Pension crisis has think tank seeking tax increases

Wednesday, November 29, 2006

By Doug Wilson

Herald-Whig Senior Writer

SPRINGFIELD, Ill. — A Chicago think tank is calling on Illinois lawmakers to increase the income tax rate and institute taxes on services to help the state dig out of a pension funding crisis.

Ralph Martire, executive director of the Center for Tax and Budget Accountability, said that at $42.2 billion, Illinois has the worst unfunded pension liability in the nation — and more than $7 billion in unfunded liability has been added in the past two years alone.

Martire said the state can't keep up with the current payment structure unless state revenues increase.

"For fiscal year 2007 the interest payment on the unfunded liability is an estimated $3.4 billion. This means the state must make this $3.4 billion interest payment, plus make the normal cost payment, just to keep the unfunded liability from growing," Martire said during a press conference in the state Capitol.

According to a newly released report, Martire said the state cannot keep up with the payments without drastically cutting health care, education or other services.

Chrissy Mancini, who helped draft the report, said this is not a case of state government being too big or giving benefits that are too generous.

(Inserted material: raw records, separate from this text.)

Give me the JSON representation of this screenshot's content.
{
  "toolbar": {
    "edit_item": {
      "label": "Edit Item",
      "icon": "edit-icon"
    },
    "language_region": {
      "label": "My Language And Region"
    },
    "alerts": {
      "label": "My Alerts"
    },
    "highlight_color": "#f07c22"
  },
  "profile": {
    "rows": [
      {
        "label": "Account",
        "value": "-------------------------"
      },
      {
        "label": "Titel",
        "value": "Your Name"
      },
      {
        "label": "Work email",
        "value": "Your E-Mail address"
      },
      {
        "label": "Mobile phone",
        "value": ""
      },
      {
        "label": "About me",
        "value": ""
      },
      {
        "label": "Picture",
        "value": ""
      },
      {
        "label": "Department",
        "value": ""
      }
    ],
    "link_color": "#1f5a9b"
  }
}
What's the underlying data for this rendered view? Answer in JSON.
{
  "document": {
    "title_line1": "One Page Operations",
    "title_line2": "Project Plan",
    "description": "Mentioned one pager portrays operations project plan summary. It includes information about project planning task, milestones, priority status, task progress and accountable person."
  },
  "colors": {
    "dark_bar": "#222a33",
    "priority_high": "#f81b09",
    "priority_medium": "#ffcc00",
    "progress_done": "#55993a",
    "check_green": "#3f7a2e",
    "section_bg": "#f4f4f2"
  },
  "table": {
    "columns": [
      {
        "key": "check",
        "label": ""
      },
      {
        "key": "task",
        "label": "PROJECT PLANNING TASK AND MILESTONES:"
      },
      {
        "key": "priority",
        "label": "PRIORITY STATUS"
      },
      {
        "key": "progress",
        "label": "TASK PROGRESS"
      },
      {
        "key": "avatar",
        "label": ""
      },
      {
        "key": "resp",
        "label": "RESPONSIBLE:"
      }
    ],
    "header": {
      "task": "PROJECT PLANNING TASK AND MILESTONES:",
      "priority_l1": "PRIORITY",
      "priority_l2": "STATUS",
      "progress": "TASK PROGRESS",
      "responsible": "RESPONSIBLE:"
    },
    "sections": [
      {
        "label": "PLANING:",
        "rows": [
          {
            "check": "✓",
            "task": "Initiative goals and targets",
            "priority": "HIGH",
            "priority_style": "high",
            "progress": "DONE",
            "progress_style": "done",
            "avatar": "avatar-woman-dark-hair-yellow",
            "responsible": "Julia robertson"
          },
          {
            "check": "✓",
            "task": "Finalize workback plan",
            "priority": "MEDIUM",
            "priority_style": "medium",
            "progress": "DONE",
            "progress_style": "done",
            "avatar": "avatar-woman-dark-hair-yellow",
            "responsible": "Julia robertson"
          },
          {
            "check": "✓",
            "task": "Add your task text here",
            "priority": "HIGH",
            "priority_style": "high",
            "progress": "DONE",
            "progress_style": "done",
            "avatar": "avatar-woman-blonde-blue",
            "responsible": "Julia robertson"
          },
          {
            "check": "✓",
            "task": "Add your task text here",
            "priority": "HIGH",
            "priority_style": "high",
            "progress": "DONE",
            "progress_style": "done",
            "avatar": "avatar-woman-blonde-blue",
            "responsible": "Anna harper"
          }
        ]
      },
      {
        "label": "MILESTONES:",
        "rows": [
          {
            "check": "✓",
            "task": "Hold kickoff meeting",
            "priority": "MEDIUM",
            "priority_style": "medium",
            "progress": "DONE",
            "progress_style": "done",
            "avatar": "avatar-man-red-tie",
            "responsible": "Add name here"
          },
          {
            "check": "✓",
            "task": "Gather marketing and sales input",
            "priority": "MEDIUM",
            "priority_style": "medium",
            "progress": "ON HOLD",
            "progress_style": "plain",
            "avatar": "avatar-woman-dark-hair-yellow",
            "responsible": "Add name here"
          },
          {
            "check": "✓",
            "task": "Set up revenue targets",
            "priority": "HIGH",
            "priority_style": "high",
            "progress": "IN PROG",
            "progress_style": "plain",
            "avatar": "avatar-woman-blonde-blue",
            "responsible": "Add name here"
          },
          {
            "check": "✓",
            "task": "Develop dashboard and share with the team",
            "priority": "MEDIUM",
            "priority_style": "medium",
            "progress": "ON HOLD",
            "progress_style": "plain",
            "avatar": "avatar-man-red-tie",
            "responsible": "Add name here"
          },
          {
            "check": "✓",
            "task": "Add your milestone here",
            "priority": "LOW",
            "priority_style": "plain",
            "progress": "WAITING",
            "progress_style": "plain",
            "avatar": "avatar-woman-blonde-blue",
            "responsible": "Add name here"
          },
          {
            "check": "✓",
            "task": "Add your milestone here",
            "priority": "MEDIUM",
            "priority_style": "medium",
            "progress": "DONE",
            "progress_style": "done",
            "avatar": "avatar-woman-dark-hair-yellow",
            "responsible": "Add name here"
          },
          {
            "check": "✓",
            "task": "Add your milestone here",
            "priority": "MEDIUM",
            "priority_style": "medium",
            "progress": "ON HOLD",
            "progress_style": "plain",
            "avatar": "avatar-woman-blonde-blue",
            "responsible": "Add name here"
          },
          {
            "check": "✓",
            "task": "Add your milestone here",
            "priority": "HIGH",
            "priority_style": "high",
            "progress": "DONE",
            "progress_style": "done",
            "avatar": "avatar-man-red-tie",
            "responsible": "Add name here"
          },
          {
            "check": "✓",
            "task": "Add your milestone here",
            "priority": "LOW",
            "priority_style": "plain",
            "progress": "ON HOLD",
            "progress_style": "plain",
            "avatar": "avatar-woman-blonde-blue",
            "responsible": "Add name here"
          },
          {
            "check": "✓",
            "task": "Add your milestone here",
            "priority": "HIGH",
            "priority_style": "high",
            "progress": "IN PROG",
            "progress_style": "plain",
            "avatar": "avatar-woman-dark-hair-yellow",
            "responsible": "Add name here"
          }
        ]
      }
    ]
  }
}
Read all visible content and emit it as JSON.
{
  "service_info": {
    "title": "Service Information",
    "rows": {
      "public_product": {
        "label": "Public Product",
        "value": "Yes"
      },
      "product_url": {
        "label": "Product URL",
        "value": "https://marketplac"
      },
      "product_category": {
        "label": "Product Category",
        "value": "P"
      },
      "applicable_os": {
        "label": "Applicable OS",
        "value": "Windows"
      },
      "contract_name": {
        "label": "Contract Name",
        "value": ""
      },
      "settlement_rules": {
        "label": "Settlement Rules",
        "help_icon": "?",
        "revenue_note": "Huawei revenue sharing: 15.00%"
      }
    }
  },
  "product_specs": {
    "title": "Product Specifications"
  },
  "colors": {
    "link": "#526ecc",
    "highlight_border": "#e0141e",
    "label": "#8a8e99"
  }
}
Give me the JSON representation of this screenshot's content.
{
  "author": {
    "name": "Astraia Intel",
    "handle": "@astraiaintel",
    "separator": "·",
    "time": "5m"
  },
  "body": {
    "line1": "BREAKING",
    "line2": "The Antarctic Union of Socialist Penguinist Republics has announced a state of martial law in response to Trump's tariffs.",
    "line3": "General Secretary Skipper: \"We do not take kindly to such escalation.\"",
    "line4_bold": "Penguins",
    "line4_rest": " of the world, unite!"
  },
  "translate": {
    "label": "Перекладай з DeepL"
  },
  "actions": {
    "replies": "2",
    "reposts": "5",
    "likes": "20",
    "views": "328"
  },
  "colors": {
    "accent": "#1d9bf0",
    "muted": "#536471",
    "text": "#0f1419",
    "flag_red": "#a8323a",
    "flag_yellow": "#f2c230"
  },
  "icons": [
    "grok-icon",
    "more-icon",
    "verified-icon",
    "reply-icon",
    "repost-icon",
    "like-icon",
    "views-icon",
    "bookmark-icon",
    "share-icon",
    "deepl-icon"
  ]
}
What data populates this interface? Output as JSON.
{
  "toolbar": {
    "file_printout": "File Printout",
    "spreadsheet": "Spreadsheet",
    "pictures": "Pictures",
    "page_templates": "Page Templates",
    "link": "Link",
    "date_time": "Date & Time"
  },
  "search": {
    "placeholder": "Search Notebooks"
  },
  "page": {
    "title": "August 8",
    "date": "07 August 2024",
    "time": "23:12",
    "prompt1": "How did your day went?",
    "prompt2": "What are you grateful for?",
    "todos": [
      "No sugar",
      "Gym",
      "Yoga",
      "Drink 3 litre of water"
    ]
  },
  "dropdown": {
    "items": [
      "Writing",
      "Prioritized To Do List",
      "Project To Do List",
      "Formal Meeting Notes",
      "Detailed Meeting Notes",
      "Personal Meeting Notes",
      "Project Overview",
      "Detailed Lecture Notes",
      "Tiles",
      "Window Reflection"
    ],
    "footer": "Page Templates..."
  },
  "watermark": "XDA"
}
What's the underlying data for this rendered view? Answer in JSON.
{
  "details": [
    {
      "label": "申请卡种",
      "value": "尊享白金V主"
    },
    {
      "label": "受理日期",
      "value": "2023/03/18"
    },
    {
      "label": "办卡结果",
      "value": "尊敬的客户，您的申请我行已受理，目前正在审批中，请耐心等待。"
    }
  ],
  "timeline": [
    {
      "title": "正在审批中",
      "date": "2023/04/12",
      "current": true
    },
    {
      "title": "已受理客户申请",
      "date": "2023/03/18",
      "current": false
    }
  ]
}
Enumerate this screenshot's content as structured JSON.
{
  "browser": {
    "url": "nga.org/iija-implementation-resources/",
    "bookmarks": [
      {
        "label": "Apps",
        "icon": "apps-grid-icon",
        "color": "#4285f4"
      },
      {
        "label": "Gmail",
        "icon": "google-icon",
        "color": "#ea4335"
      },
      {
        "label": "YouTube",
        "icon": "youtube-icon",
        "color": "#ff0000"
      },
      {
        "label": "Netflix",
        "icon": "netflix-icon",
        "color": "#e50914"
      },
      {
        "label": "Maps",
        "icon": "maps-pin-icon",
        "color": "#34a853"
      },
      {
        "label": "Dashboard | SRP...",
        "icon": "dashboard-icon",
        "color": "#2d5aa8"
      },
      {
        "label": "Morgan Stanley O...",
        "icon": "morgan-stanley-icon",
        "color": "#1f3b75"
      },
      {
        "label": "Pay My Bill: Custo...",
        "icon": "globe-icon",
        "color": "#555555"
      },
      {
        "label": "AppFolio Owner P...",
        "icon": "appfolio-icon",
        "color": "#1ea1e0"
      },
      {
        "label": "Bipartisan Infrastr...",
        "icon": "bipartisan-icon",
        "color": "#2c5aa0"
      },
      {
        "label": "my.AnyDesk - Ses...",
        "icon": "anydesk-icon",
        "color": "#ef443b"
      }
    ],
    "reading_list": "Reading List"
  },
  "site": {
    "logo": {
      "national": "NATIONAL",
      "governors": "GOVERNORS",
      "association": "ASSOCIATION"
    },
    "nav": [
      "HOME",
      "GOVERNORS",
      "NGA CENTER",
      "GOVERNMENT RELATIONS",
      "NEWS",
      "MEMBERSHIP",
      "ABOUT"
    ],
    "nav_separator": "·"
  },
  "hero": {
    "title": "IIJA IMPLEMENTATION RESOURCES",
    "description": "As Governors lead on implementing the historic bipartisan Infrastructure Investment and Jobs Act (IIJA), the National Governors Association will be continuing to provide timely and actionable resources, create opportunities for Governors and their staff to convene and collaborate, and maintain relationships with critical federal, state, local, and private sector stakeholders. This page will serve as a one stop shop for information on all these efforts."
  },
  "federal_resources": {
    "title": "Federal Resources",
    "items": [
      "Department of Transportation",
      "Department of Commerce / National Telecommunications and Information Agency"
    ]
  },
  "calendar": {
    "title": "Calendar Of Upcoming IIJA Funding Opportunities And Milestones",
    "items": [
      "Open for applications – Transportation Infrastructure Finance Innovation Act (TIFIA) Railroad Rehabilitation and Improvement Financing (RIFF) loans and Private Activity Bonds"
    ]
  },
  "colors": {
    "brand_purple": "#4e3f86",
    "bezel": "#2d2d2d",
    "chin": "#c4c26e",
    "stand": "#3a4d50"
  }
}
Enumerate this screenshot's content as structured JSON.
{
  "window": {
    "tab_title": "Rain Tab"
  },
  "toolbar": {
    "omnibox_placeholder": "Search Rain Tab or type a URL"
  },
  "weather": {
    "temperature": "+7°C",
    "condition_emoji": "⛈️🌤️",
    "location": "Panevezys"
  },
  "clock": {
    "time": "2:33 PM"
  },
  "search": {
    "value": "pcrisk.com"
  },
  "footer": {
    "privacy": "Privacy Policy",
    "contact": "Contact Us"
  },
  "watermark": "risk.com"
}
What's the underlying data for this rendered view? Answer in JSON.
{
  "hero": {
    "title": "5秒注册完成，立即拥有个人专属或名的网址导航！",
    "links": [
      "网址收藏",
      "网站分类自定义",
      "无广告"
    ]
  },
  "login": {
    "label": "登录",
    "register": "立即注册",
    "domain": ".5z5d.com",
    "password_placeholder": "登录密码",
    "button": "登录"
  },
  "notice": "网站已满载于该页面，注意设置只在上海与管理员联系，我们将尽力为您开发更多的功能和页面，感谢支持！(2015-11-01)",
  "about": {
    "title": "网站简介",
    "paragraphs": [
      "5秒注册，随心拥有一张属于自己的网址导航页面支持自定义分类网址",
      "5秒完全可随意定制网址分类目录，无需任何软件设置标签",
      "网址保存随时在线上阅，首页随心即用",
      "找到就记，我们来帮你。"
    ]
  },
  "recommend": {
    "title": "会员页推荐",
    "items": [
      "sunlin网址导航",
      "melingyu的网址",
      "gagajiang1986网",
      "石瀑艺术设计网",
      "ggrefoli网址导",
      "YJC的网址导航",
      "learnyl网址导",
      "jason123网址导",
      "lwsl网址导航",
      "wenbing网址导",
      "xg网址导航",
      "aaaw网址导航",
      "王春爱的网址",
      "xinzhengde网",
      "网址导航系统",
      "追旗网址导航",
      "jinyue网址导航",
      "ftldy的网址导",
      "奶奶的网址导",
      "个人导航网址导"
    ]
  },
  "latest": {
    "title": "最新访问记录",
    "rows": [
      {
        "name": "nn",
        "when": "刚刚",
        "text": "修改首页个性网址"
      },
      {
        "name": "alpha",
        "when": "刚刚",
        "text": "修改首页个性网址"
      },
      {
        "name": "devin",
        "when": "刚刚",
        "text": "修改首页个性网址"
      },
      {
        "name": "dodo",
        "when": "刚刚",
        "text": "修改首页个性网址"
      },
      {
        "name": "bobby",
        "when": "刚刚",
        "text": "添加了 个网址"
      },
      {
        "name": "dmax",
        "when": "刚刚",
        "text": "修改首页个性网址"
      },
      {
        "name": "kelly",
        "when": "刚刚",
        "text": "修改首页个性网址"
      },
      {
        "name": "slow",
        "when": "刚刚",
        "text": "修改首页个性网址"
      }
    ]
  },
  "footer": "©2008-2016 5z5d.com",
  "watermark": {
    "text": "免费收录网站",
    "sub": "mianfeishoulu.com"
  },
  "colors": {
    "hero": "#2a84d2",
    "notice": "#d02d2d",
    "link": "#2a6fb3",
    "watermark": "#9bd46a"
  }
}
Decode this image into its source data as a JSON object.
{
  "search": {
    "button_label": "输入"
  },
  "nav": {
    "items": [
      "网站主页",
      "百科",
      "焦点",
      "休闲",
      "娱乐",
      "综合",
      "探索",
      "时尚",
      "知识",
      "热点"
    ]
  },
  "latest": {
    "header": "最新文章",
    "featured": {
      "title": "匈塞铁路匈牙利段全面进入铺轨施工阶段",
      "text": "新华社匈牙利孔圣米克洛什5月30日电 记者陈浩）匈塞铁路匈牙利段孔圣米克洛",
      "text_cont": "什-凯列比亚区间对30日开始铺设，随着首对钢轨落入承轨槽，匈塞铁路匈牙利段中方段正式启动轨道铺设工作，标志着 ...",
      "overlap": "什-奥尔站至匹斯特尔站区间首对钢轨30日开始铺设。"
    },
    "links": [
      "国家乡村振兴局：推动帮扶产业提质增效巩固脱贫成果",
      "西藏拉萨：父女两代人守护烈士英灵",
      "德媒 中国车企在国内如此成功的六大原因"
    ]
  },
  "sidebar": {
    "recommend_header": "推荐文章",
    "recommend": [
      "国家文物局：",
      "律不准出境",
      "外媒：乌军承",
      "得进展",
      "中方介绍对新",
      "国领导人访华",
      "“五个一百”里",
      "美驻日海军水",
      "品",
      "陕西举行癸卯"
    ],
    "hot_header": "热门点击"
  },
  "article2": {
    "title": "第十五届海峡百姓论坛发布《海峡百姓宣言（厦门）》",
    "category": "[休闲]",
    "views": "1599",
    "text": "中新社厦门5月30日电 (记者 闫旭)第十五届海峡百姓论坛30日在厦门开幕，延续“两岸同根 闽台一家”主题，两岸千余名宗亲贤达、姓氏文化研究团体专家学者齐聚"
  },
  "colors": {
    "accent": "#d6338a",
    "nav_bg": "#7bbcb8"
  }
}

"The average monthly pension contribution is at about the national average," Mancini said. "Illinois has the fewest employees (per capita) of any state, and we rank 42nd in state spending."

Martire said one solution is to increase the income tax to 5 percent from 3 percent. That would raise $5.4 to $5.5 billion, but Martire said proposed legislation calls for tax relief through lower property taxes.

He suggests the state also needs to tax services because that represents 77 percent of the state's annual $490 billion economy. Sales taxes only deal with goods, which represent 13 percent of the economy.

Cindy Davidsmeyer, spokesman for Senate President Emil Jones, D-Chicago, said it's premature to speculate about whether legislators will tackle an income tax increase next year. No floor action is expected during the veto session on Senate Bill 750, which would do what Martire generally proposes with income taxes.

"The first order of business is to meet with the members of the new caucus" since there will be seven new Senate Democrats this year, Davidsmeyer said. "I'm sure many (budget) options will be discussed."

Becky Carroll, spokesman for the Governor's Office of Management and Budget, said Gov. Rod Blagojevich "doesn't believe in raising income taxes on hard-working families in order to pay for a pension debt that they didn't even create."

Carroll said Martire was among those who didn't believe the Blagojevich administration could eliminate the $5 billion deficit it inherited four years ago. During that time the state has increased health care and education spending without raising the income or sales taxes, Carroll said.

"We did so by reducing the size of government, cutting state payroll by 13,000 positions ..." Carroll said. "Raising income taxes on families in this state is not the answer or the cure-all, as some may propose."

Jeff Mays, executive director of the Illinois Business Roundtable, said Martire's plan won't solve the state's long-term spending problem. Mays, a former House member from Quincy, said increasing taxes won't help unless there's "a straightjacket on government spending" to prevent lawmakers and the governor from adding costly new programs to the budget.

"We have to stop spending money elsewhere for a little bit to get out of the hole," Mays said.

"My problem with Ralph's stuff overall is, what he is worried about is finding the money to fund what we've got. He's not interested in looking at what we've got and what we should do different."

Eva Goltermann, spokesman for the Teachers Retirement System, stopped short of endorsing the tax increase proposal, but she said it's important that lawmakers find a way to fully fund the pension funds.

"Pension funding will drive much of the budget discussion during the spring," Goltermann said. "We'd like to see a meeting of the minds and hope there's the political will to solve this problem."